28 gen. – Non vale, si rifà. La notizia dello stop la porta a Bologna il presidente della commissione Trasporti del Parlamento europeo Paolo Costa. L’Unione europea ha detto no all’affidamento diretto per la realizzazione del passante nord alla società Autostrade; il rifiuto sarebbe contenuto in una lettera che il commissario al Mercato interno e ai servizi Charlie McCreevy ha spedito un mese fa al ministro dei Trasporti Altero Matteoli.

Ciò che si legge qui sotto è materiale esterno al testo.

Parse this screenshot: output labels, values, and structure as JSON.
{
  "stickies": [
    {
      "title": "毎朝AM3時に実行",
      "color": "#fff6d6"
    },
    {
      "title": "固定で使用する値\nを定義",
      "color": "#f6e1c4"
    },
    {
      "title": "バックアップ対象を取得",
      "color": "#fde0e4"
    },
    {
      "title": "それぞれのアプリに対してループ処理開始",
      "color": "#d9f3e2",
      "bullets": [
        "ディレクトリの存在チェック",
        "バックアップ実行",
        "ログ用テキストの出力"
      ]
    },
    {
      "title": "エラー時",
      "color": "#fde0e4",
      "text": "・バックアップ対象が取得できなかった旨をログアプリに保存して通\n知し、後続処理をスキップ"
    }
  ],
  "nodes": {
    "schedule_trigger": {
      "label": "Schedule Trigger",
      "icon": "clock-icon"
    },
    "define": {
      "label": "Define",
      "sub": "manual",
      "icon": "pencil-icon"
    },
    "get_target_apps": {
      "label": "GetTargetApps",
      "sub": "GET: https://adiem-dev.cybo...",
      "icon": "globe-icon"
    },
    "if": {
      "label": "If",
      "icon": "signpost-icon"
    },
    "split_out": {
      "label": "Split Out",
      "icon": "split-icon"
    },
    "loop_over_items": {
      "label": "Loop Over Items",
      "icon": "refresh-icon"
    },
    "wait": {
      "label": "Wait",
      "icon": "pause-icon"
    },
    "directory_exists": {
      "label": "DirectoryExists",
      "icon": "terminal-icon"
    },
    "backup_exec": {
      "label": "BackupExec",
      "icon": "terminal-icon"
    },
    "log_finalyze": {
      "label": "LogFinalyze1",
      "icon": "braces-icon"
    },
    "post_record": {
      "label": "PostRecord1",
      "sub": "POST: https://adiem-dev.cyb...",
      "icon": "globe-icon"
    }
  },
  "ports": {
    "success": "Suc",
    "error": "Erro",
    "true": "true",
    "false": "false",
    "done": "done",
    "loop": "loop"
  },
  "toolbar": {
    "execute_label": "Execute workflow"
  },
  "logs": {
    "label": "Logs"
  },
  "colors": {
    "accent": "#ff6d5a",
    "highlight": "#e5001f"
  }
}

Gli enti locali speravano che il passante potesse essere considerato una variante all’attuale tratto autostradale che collega la A1 alla A14, una variante per decongestionare l’area urbana bolognese, e che la realizzazione potesse perciò essere affidata all’attuale concessionario: la società Autostrade. A questo scopo la stessa Autostrade aveva accantonato 1 miliardo e 700 milioni di euro. Fondi che se si andrà a una gara europea dovranno essere stanziati dal governo italiano.

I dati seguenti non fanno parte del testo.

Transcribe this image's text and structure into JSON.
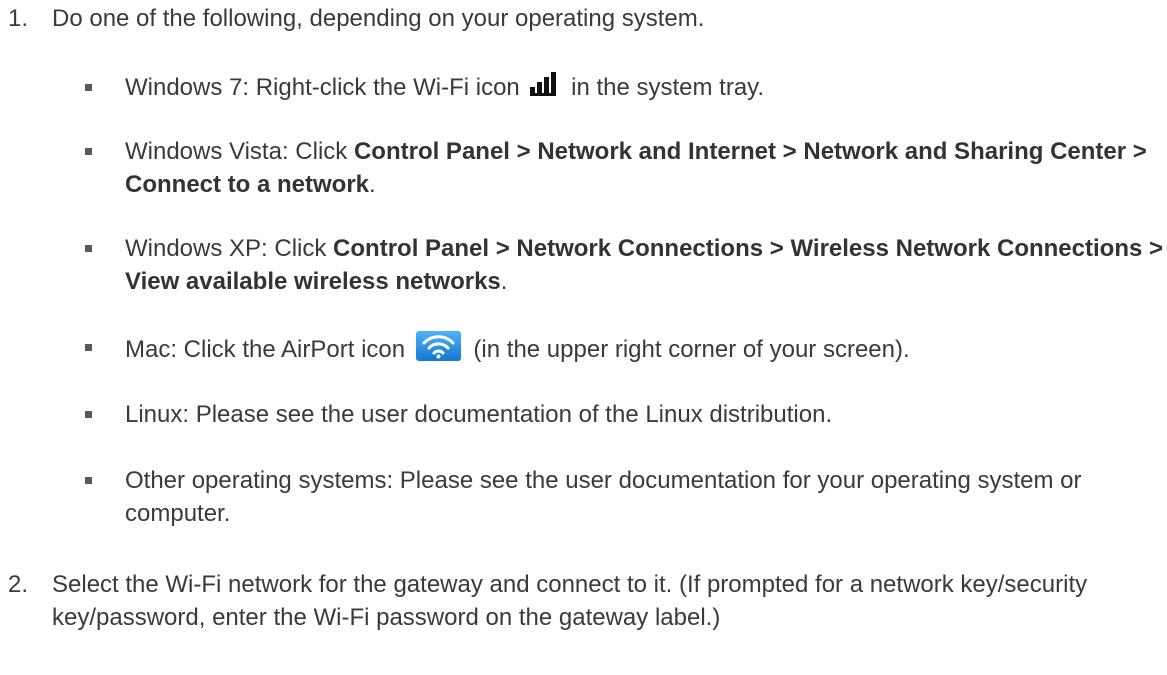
{
  "step1": {
    "number": "1.",
    "text": "Do one of the following, depending on your operating system."
  },
  "bullets": {
    "win7": {
      "before": "Windows 7: Right-click the Wi-Fi icon",
      "after": " in the system tray."
    },
    "vista": {
      "prefix": "Windows Vista: Click ",
      "path": "Control Panel > Network and Internet > Network and Sharing Center > Connect to a network",
      "suffix": "."
    },
    "xp": {
      "prefix": "Windows XP: Click ",
      "path": "Control Panel > Network Connections > Wireless Network Connections > View available wireless networks",
      "suffix": "."
    },
    "mac": {
      "before": "Mac: Click the AirPort icon",
      "after": " (in the upper right corner of your screen)."
    },
    "linux": {
      "text": "Linux: Please see the user documentation of the Linux distribution."
    },
    "other": {
      "text": "Other operating systems: Please see the user documentation for your operating system or computer."
    }
  },
  "step2": {
    "number": "2.",
    "text": "Select the Wi-Fi network for the gateway and connect to it. (If prompted for a network key/security key/password, enter the Wi-Fi password on the gateway label.)"
  },
  "icons": {
    "signal": "wifi-signal-bars-icon",
    "airport": "airport-wifi-icon"
  },
  "colors": {
    "text": "#3a3a3a",
    "airport_blue": "#1e8fe6"
  }
}
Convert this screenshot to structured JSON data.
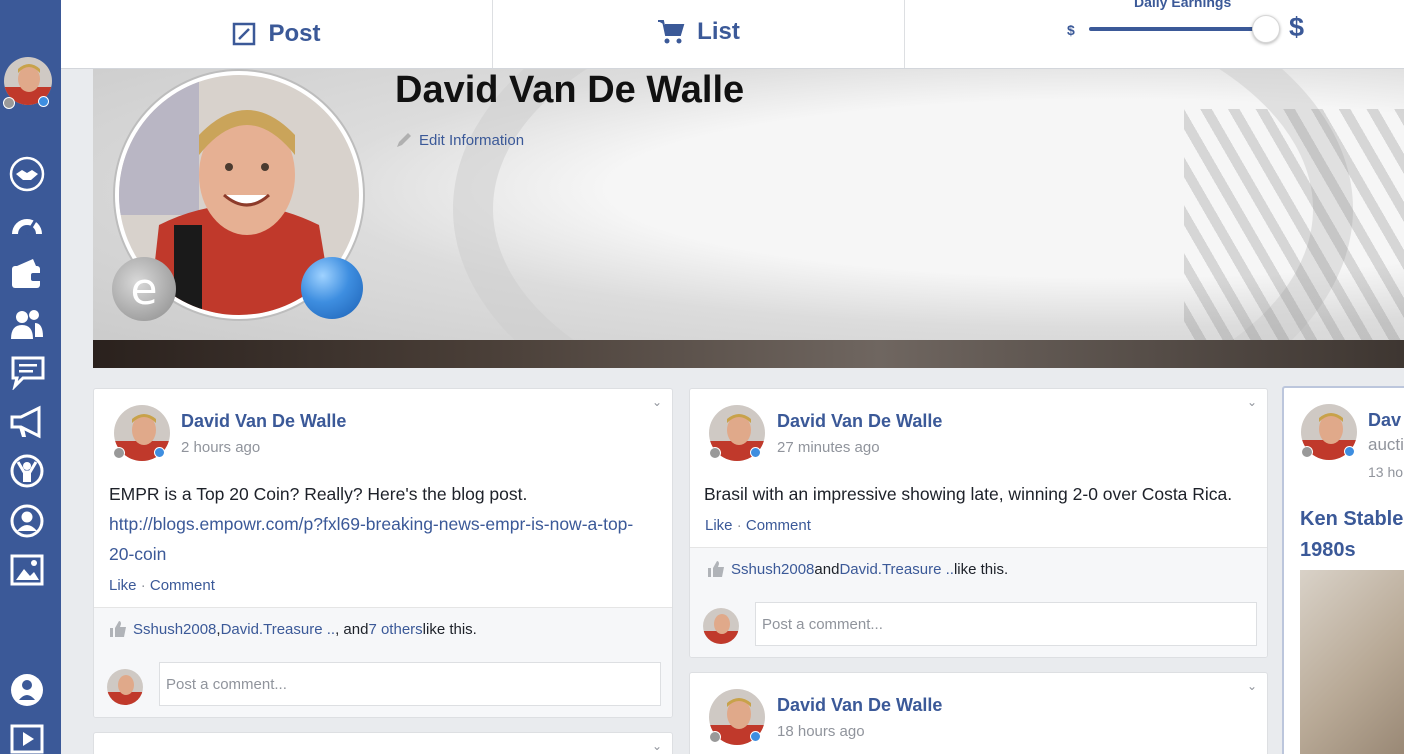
{
  "topbar": {
    "post_label": "Post",
    "list_label": "List",
    "earnings_label": "Daily Earnings",
    "earnings_min": "$",
    "earnings_max": "$",
    "earnings_level": 0.93,
    "accent": "#3b5998"
  },
  "sidebar": {
    "items": [
      {
        "icon": "handshake-icon"
      },
      {
        "icon": "gauge-icon"
      },
      {
        "icon": "wallet-icon"
      },
      {
        "icon": "friends-icon"
      },
      {
        "icon": "chat-icon"
      },
      {
        "icon": "megaphone-icon"
      },
      {
        "icon": "celebrate-icon"
      },
      {
        "icon": "profile-icon"
      },
      {
        "icon": "image-icon"
      },
      {
        "icon": "help-icon"
      },
      {
        "icon": "video-icon"
      }
    ]
  },
  "profile": {
    "name": "David Van De Walle",
    "edit_label": "Edit Information",
    "badge_letter": "e"
  },
  "posts": [
    {
      "author": "David Van De Walle",
      "time": "2 hours ago",
      "text": "EMPR is a Top 20 Coin? Really? Here's the blog post.",
      "link": "http://blogs.empowr.com/p?fxl69-breaking-news-empr-is-now-a-top-20-coin",
      "like": "Like",
      "comment": "Comment",
      "likers_a": "Sshush2008",
      "likers_b": "David.Treasure ..",
      "likers_mid": ", ",
      "likers_and": ", and ",
      "likers_others": "7 others",
      "likers_tail": " like this.",
      "comment_placeholder": "Post a comment..."
    },
    {
      "author": "David Van De Walle",
      "time": "27 minutes ago",
      "text": "Brasil with an impressive showing late, winning 2-0 over Costa Rica.",
      "like": "Like",
      "comment": "Comment",
      "likers_a": "Sshush2008",
      "likers_and": " and ",
      "likers_b": "David.Treasure ..",
      "likers_tail": " like this.",
      "comment_placeholder": "Post a comment..."
    },
    {
      "author": "David Van De Walle",
      "time": "18 hours ago"
    },
    {
      "author": "Dav",
      "time_prefix": "aucti",
      "time": "13 ho",
      "title_line1": "Ken Stable",
      "title_line2": "1980s"
    }
  ]
}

«Adesso deve essere lo Stato a decidere come comportarsi, stabilendo se l’accordo sul Passante è nella legge obiettivo. Poi Anas deve pubblicare il bando di gara» ha detto Costa. Se questo succederà, si tratterà di un ulteriore aggravio per le casse dello Stato, spiega il vicepresidente della Provincia Giacomo Venturi, perché «Autostrade dovrebbe essere compensata per il mancato introito del pedaggio» dovuto al declassamento dell’attuale tratto dell’A14 che corre lungo la tangenziale, per una cifra stimata intorno ai 300 milioni.

Punta il dito contro il governo il sindaco di Bologna Sergio Cofferati, che accusa l’esecutivo Berlusconi di non avere fatto nulla. Cofferati ha chiesto un intervento del ministro dei Trasporti affinché agisca sulla commissione per riproporre la soluzione condivisa dagli enti locali.